Jaimes left the Husker program with one game left — the 28-21 win at Rutgers. Jaimes conceded the decision was “bad timing,” but he wasn’t sure NU was even going to play at RU.

“When my decision came out, it was 50/50 on if we were going to play or not,” said Jaimes, who had already told coaches he was only playing the regular-season games for the Huskers.

“I felt like my best tape had already been played,” Jaimes said. “I did everything I could for this university — I gave it my all for four years — and that was done and it was time to move on.”

Monday's 13-minute chat may have been the longest interview Jaimes gave at Nebraska. He said he never wanted to be a “rah-rah” guy, preferring to lead by example, in part because other players were good vocal leaders.

Offensive line coach Greg Austin pushed Jaimes to talk more, to hold young players more accountable and pass on his knowledge.

“I feel like I achieved that pretty well, especially with the young guys, including the young guy who may very well be the starter in the future,” Jaimes said.

That would be freshman left tackle Turner Corcoran, who started in Jaimes’ place at Rutgers. Corcoran, a top-100 recruit nationally in the 2020 class, has been penciled in as a star since the day he arrived on campus.

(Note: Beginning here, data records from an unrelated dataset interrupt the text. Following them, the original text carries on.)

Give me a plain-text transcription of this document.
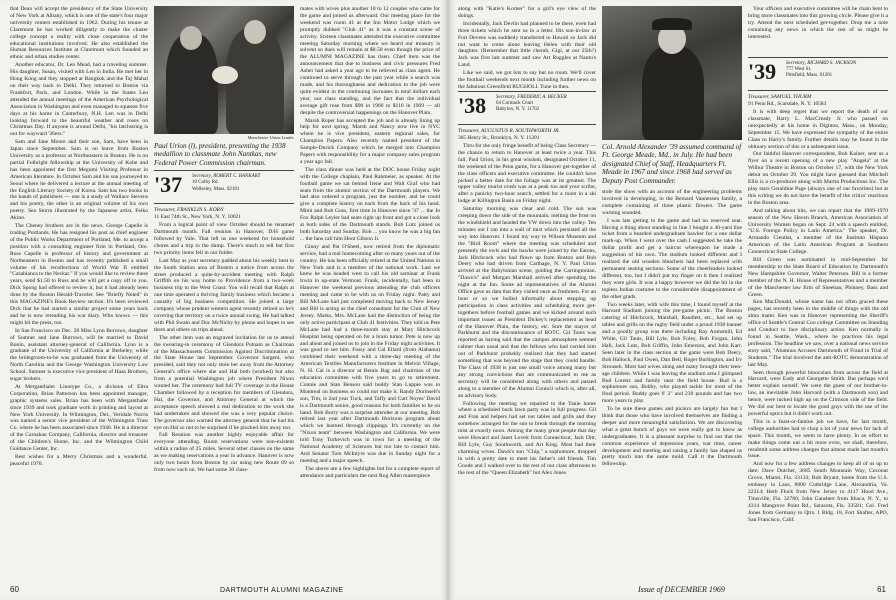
that Dean will accept the presidency of the State University of New York at Albany, which is one of the state's four major university centers established in 1962. During his tenure at Claremont he has worked diligently to make the cluster college concept a reality with close cooperation of the educational institutions involved. He also established the Human Resources Institute at Claremont which founded an ethnic and urban studies center.

Another educator, Dr. Len Mead, had a traveling summer. His daughter, Susan, visited with Len in India. He met her in Hong Kong and they stopped at Bangkok and the Taj Mahal on their way back to Delhi. They returned to Boston via Frankfurt, Paris, and London. While in the States Len attended the annual meetings of the American Psychological Association in Washington and even managed to squeeze five days at his home in Canterbury, N.H. Len was in Delhi looking forward to the beautiful weather and roses on Christmas Day. If anyone is around Delhi, "his latchstring is out for wayward '36ers."

Sam and Jane Moore and their son, Sam, have been in Japan since September. Sam is on leave from Boston University as a professor at Northeastern in Boston. He is on partial Fulbright fellowship at the University of Kobe and has been appointed the first Megumi Visiting Professor in American literature. In October Sam and his son journeyed to Seoul where he delivered a lecture at the annual meeting of the English Literary Society of Korea. Sam has two books in the hands of publishers — one is a study of Wallace Stevens and his poetry, the other is an original volume of his own poetry. Sea Storm illustrated by the Japanese artist, Feiko Akino.

The Cheney brothers are in the news. George Capelle is trading Portlands. He has resigned his post as chief engineer of the Public Works Department of Portland, Me. to accept a position with a consulting engineer firm in Portland, Ore. Russ Capelle is professor of history and government at Northeastern in Boston and has recently published a small volume of his recollections of World War II entitled "Casablanca to the Neckar." If you would like to review these years, send $1.50 to Russ and he will get a copy off to you. Dick Spong had offered to review it, but it had already been done by the Boston Herald-Traveler. See "Briefly Noted" in this MAGAZINE's Book Review section. It's been reviewed Dick that he had started a similar project some years back and he is now rereading his war diary. Who knows — this might hit the press, too.

In San Francisco on Dec. 28 Miss Lynn Burrows, daughter of Sumner and Jane Burrows, will be married to David Bonin, assistant attorney-general of California. Lynn is a graduate of the University of California at Berkeley, while the bridegroom-to-be was graduated from the University of North Carolina and the George Washington University Law School. Sumner is executive vice president of Haas Brothers, sugar brokers.

At Merganthaler Linotype Co., a division of Eltra Corporation, Brian Patterson has been appointed manager, graphic systems sales. Brian has been with Merganthaler since 1939 and took graduate work in printing and layout at New York University. In Wilmington, Del., Veridale Norris was named a senior vice president of the Wilmington Trust Co. where he has been associated since 1940. He is a director of the Carnahan Company, California, director and treasurer of the Children's Home, Inc. and the Wilmington Child Guidance Center, Inc.

Best wishes for a Merry Christmas and a wonderful, peaceful 1970.

Manchester Union Leader
Paul Urion (l), president, presenting the 1938 medallion to classmate John Nantkas, new Federal Power Commission chairman.
'37 Secretary, ROBERT C. BANKART
10 Colby Rd.
Wellesley, Mass. 02181
Treasurer, FRANKLIN S. KORN
11 East 74th St., New York, N. Y. 10021

From a logical point of view October should be renamed Dartmouth month. Fall reunion in Hanover, D/H game followed by Yale. That left us one weekend for household chores and a trip to the dump. There's much to tell but first two priority items fell in our folder.

Last May as your secretary padded about his weekly beat in the South Station area of Boston a notice from across the street produced a quite-by-accident meeting with Ralph Griffith on his way home to Providence from a two-week business trip to the West Coast. You will recall that Ralph at one time operated a thriving family business which became a casualty of big business competition. He joined a large company whose prudent western agent recently retired so he's covering that territory on a twice annual swing. He had talked with Phil Swain and Doc McNichy by phone and hopes to see them and others on trips ahead.

The other item was an engraved invitation for us to attend the swearing-in ceremony of Glendora Putnam as Chairman of the Massachusetts Commission Against Discrimination at the State House last September. Governor Sargent, who presided, said they not only stole her away from the Attorney General's office where she and Hal both (worked) but also from a potential Washington job where President Nixon wanted her. The ceremony had full TV coverage in the House Chamber followed by a reception for members of Glendora, Hal, the Governor, and Attorney General at which the acceptance speech showed a real dedication to the work she had undertaken and showed she was a very popular choice. The governor also warned the attorney general that he had his eye on Hal so not to be surprised if he plucked him away too.

Fall Reunion was another highly enjoyable affair for everyone attending. Room reservations were non-existent within a radius of 25 miles. Several other classes on the same as we making reservations a year in advance. Hanover is now only two hours from Boston by car using new Route 89 so from now such on. We had some 30 class-

mates with wives plus another 10 to 12 couples who came for the game and joined us afterward. Our meeting place for the weekend was room 41 at the Inn Motor Lodge which we promptly dubbed "Club 41" as it was a constant scene of activity. Sixteen classmates attended the executive committee meeting Saturday morning where we heard our treasury is solvent so dues will remain at $8.50 even though the price of the ALUMNI MAGAZINE has risen. Chief item was the announcement that due to business and civic pressures Fred Asher had asked a year ago to be relieved as class agent. He continued to serve through the past year while a search was made, and his thoroughness and dedication to the job were quite evident in the continuing increases in total dollars each year, our class standing, and the fact that the individual average gift rose from $90 in 1966 to $116 in 1969 — all despite the controversial happenings on the Hanover Plain.

Marsh Roper has accepted the job and is already lining up help for next spring. Marsh and Nancy now live in NYC where he is vice president, eastern regional sales, for Champion Papers. Also recently named president of the Sample-Durick Company which he merged into Champion Papers with responsibility for a major company sales program a year ago fall.

The class dinner was held at the DOC house Friday night with the College chaplain, Paul Rahmeier, as speaker. At the football game we sat behind Irene and Walt Graf who had seats from the alumni section of the Dartmouth players. We had also ordered a program, just the number, and he could give a complete history on each from the back of his head. Mimi and Bob Goss, first time in Hanover since '37 ... the Jo Fox Ralph Leyler had seats right up front and got a close look at both sides of the Dartmouth stands. Bob Lutz joined us both Saturday and Sunday. Bob ... you know he was a big fan ... the fans call him Hoot Gibson Jr.

Ginny and Pat O'Sheel, now retired from the diplomatic service, had a real homecoming after so many years out of the country. He has been officially retired at the United Nations in New York and is a member of the national work. Last we knew he was headed west to call his old seminar at Frank Irwin in up-state Vermont. Frank, incidentally, had been in Hanover the weekend previous attending the club officers meeting and came to be with us on Friday night. Patty and Bill McLane had just completed moving back to New Jersey and Bill is acting as the chief consultant for the Club of New Jersey. Marks, Mrs. McLane had the distinction of being the only active participant at Club 41 festivities. They told us Pete McLane had had a three-month stay at Mary Hitchcock Hospital being operated on for a brain tumor. Pete is now up and about and joined us to join in the Friday night activities. It was good to see him. Fossy and Cal Ellard (from Alabama) combined their weekend with a three-day meeting of the American Textiles Manufacturers Institute in Melvin Village, N. H. Cal is a director at Bemis Bag and chairman of the education committee with five years to go to retirement. Connie and Stan Benson said buddy Stan Luppie was in Montreal on business so could not make it. Randy Dorinsell's son, Tim, is 2nd year Tuck, and Taffy and Curt Noyes' David is a Dartmouth senior, good reasons for both families to be on hand. Bob Burry was a surprise attendee at our meeting. Bob retired last year after Dartmouth Horizons program about which we learned through clippings. It's currently on the "Nixon team" between Washington and California. We were told Tony Turkevich was in town for a meeting of the National Academy of Sciences but too late to contact him. And Senator Tom McIntyre was due in Sunday night for a meeting and a major speech.

The above are a few highlights but for a complete report of attendance and particulars the next Rog Allen masterpiece

60	DARTMOUTH ALUMNI MAGAZINE

along with "Katie's Korner" for a girl's eye view of the doings.

Incidentally, Jack Devlin had planned to be there, even had three tickets which he sent us in a letter. His son-in-law at Fort Devens was suddenly transferred to Hawaii so Jack did not want to come alone leaving Helen with their old daughter. (Remember that little cherub, Gigi, at our 25th?) Jack was first last summer and saw Art Ruggles at Nantu's Land.

Like we said, we got lots to say but no room. We'll cover the football weekends next month including further news on the fabulous Greenfield RUGHOLI. Tune in then.

'38 Secretary, FREDERIC A. BECKER
64 Cormack Court
Babylon, N. Y. 11702
Treasurer, AUGUSTUS R. SOUTHWORTH JR.
365 Henry St., Brooklyn, N. Y. 11201

Thru for the only fringe benefit of being Class Secretary — the chance to return to Hanover at least twice a year. This fall, Paul Urion, in his great wisdom, designated October 11, the weekend of the Penn game, for a Hanover get-together of the class officers and executive committee. He couldn't have picked a better date for the foliage was at its greatest. The upper valley tourist crush was at a peak too and your scribe, after a panicky two-hour search, settled for a room in a ski lodge at Killington Basin on Friday night.

Saturday morning was clear and cold. The sun was creeping down the side of the mountain, melting the frost on the windshield and headed the VW down into the valley. Ten minutes out I ran into a wall of mist which persisted all the way into Hanover. I found my way to Wilson Museum and the "Bird Room" where the meeting was scheduled and presently the owls and the hawks were joined by the Eatons, Jack Hitchcock who had flown up from Boston and Bob Deery who had driven from Carthage, N. Y. Paul Urion arrived at the Babylonian scene, guiding the Carringtonian. "Dawn's" and Morgan Marshall arrived after spending the night at the Inn. Some ad representatives of the Alumni Office gave us data that they visited once as freshmen. For an hour or so we boiled informally about stepping up participation in class activities and scheduling more get-togethers before football games and we kicked around such important issues as President Dickey's replacement as head of the Hanover Plain, the history, etc. Sure the mayor of Parkhurst and the discontinuance of ROTC. Gil Tonis was reported as having said that the campus atmosphere seemed calmer than usual and that the fellows who had carried him out of Parkhurst probably realized that they had started something that was beyond the stage that they could handle. The Class of 1938 is just one small voice among many but any strong convictions that are communicated to me as secretary will be considered along with others and passed along to a member of the Alumni Council which is, after all, an advisory body.

Following the meeting we repaired to the Tauie home where a scheduled buck lawn party was in full progress. Gil and Fran and helpers had set out tables and grills and they somehow arranged for the sun to break through the morning mist at exactly noon. Among the many great people that day were Howard and Janet Loveit from Connecticut, Jack Ditt, Bill Lyle, Guy Southworth, and Art King. Most had their charming wives. Dawk's son "Chip," a sophomore, dropped in with a pretty date to meet his father's old friends. Tim Goode and I walked over to the rest of our class afternoon to the rest of the "Queen Elizabeth" but Alex Jones

Col. Arnold Alexander '39 assumed command of Ft. George Meade, Md., in July. He had been designated Chief of Staff, Headquarters Ft. Meade in 1967 and since 1968 had served as Deputy Post Commander.

stole the show with an account of the engineering problems involved in developing, in the Bernard Vannessen family, a complete containing of three plastic flowers. The game warning sounded.

I was late getting to the game and had no reserved seat. Having a thing about standing in line I bought a 40-yard line ticket from a bearded undergraduate hawker for a one dollar mark-up. When I went over the cash I suggested he take the dollar profit and get a haircut whereupon he made a suggestion of his own. The stadium looked different and I realized the old wooden bleachers had been replaced with permanent seating sections. Some of the cheerleaders looked different, too, but I didn't put my finger on it then I realized they were girls. It was a happy however we did the bit in the topless Indian costume to the considerable disappointment of the other grads.

Two weeks later, with wife this time, I found myself at the Harvard Stadium joining the pre-game picnic. The Boston catering of Hitchcock, Marshall, Randlett, etc., had set up tables and grills on the rugby field under a proud 1938 banner and a goodly group was there including Ray Aumsmill, Ed White, Gil Tauis, Bill Lyle, Bob Foley, Bob Forgan, John Hall, Jack Lutz, Bob Griffin, John Emerson, and John Karr. Seen later in the class section at the game were Bob Deery, Bob Hallock, Paul Owen, Dan Bell, Roger Burlington, and Irv Strouseh. Most had wives along and many brought their teen-age children. While I was leaving the stadium area I glimpsed Bud Lorenz and family near the field house. Bud is a sophomore son, Bobby, who played tackle for most of the final period. Buddy goes 6' 2" and 230 pounds and has two more years to play.

To be sure these games and picnics are largely fun but I think that those who have involved themselves are finding a deeper and more meaningful satisfaction. We are discovering what a great bunch of guys we were really got to know as undergraduates. It is a pleasant surprise to find out that the common experience of depression years, war time, career development and meeting and raising a family has shaped us pretty much into the same mold. Call it the Dartmouth fellowship.

Your officers and executive committee will be chain bent to bring more classmates into this growing circle. Please give it a try. Attend the next scheduled get-together. Drop me a note containing any news in which the rest of us might be interested.

'39 Secretary, RICHARD S. JACKSON
777 West St.
Pittsfield, Mass. 01201
Treasurer, SAMUEL THURM
91 Penn Rd., Scarsdale, N. Y. 10583

It is with deep regret that we report the death of our classmate, Harry L. MacCready Jr. who passed on unexpectedly at his home in Dighton, Mass., on Monday, September 15. We have expressed the sympathy of the entire Class to Harry's family. Further details may be found in the obituary section of this or a subsequent issue.

Our faithful Hanover correspondent, Bob Kainer, sent us a flyer on a recent opening of a new play "Angela" at the Wilbur Theatre in Boston on October 17, with the New York debut on October 29. You might have guessed that Mitchell Ellis is a co-producer along with Martin Productions Inc. The play stars Geraldine Page (always one of our favorites) but at this writing we do not have the benefit of the critics' reactions in the Boston area.

And talking about hits, we can report that the 1969-1970 season of the New Haven Branch, American Association of University Women began on Sept. 24 with a speech entitled, "U.S. Foreign Policy in Latin America." The speaker, Dr. Armando Cieutlat, a member of the Instituto Hispano American of the Latin American Program at Southern Connecticut State College.

Bill Green was nominated in mid-September for membership to the State Board of Education by Dartmouth's New Hampshire Governor, Walter Peterson. Bill is a former member of the N. H. House of Representatives and a member of the Manchester law firm of Sheehan, Phinney, Bass and Green.

Ken MacDonald, whose name has not often graced these pages, has recently been in the middle of things with the old alma mater. Ken was in Hanover representing the Sheriff's office of Seattle's Central Coo college Committee on Standing and Conduct to face disciplinary action. Ken normally is found in Seattle, Wash., where he practices his legal profession. The headline we saw, over a national news service story said, "Alumnus Accuses Dartmouth of Fraud in Trial of Students." The trial involved the anti-ROTC demonstration of last May.

Seen through powerful binoculars from across the field at Harvard, were Eady and Georgette Smith. But perhaps we'd better explain ourself. We were the guest of our brother-in-law, an inevitable John Harvard (with a Dartmouth son) and hence, were tucked high up on the Crimson side of the field. We did our best to locate the good guys with the use of the powerful optics but it didn't work out.

This is a feast-or-famine job we have, for last month, college authorities had to chop a lot of your news for lack of space. This month, we seem to have plenty. In an effort to make things come out a bit more even, we shall, therefore, resubmit some address changes that almost made last month's issue.

And now for a few address changes to keep all of us up to date: Dave Dutcher, 3685 South Mountain Way, Coconut Grove, Miami, Fla. 33133; Bob Bryant, home from the U.S. embassy in Laos, 8000 Cutbridge Lane, Alexandria, Va. 22314; Herb Fluck from New Jersey to 4117 Hood Ave., Titusville, Fla. 32780; John Gansbert from Ithaca, N. Y., to 4314 Mangrove Point Rd., Sarasota, Fla. 33581; Col. Fred Jones from Germany to Qtrs. 1 Bldg. 18, Fort Shafter, APO, San Francisco, Calif.

Issue of DECEMBER 1969	61
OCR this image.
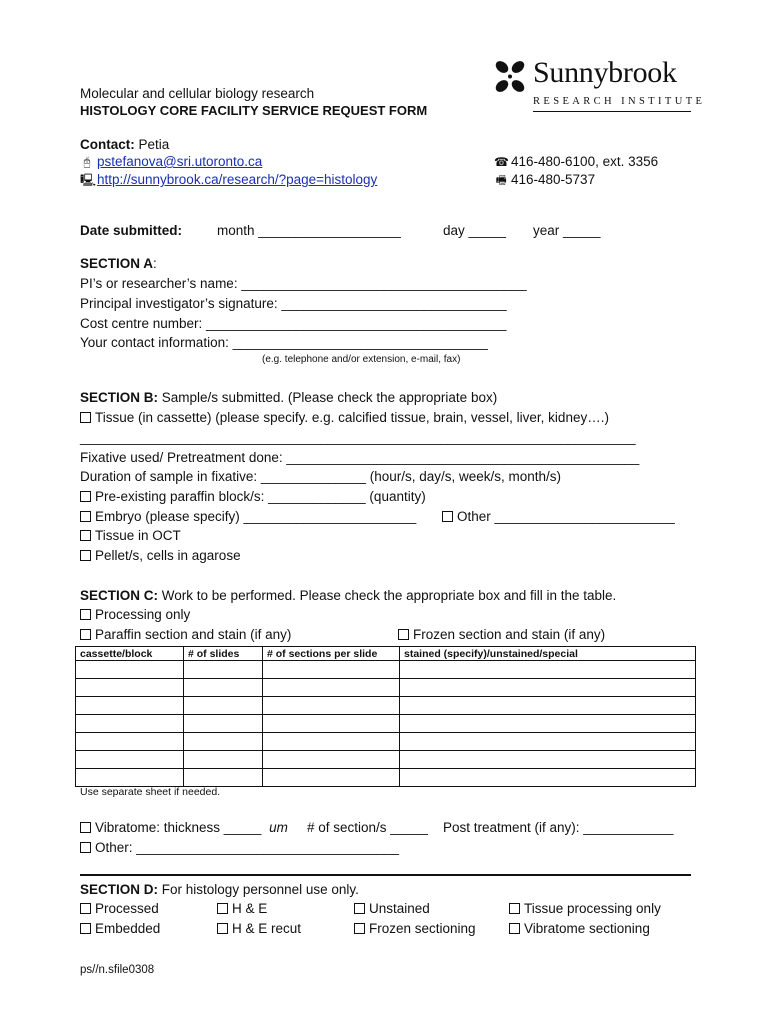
Sunnybrook
RESEARCH INSTITUTE
Molecular and cellular biology research
HISTOLOGY CORE FACILITY SERVICE REQUEST FORM
Contact: Petia
🖰 pstefanova@sri.utoronto.ca
🖳http://sunnybrook.ca/research/?page=histology
☎ 416-480-6100, ext. 3356
🖷 416-480-5737
Date submitted:	month ___________________	day _____ year _____
SECTION A:
PI’s or researcher’s name: ______________________________________
Principal investigator’s signature: ______________________________
Cost centre number: ________________________________________
Your contact information: __________________________________
(e.g. telephone and/or extension, e-mail, fax)
SECTION B: Sample/s submitted. (Please check the appropriate box)
Tissue (in cassette) (please specify. e.g. calcified tissue, brain, vessel, liver, kidney….)
__________________________________________________________________________
Fixative used/ Pretreatment done: _______________________________________________
Duration of sample in fixative: ______________ (hour/s, day/s, week/s, month/s)
Pre-existing paraffin block/s: _____________ (quantity)
Embryo (please specify) _______________________	Other ________________________
Tissue in OCT
Pellet/s, cells in agarose
SECTION C: Work to be performed. Please check the appropriate box and fill in the table.
Processing only
Paraffin section and stain (if any)	Frozen section and stain (if any)
cassette/block	# of slides	# of sections per slide	stained (specify)/unstained/special

Use separate sheet if needed.
Vibratome: thickness _____ um # of section/s _____ Post treatment (if any): ____________
Other: ___________________________________
SECTION D: For histology personnel use only.
Processed	H & E	Unstained	Tissue processing only
Embedded	H & E recut	Frozen sectioning	Vibratome sectioning
ps//n.sfile0308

Jaimes, once a three-star recruit out of Texas, didn’t have that pedigree, but he started at right tackle as an underweight true freshman before moving to left tackle as a sophomore. If he’s drafted, he’d be Nebraska’s first offensive lineman picked since Alex Lewis in 2016.

He’s confident about Tuesday’s workout. He wants to hit the numbers he’s established for himself and show NFL scouts in position drills that he can “bend better” and “explode off the ball better.”

“I’ve earned my way to be in this position,” Jaimes said. “Nothing was really handed to me, so I just want to show them I’m going to try to be the hardest-working guy on the field, no matter what.”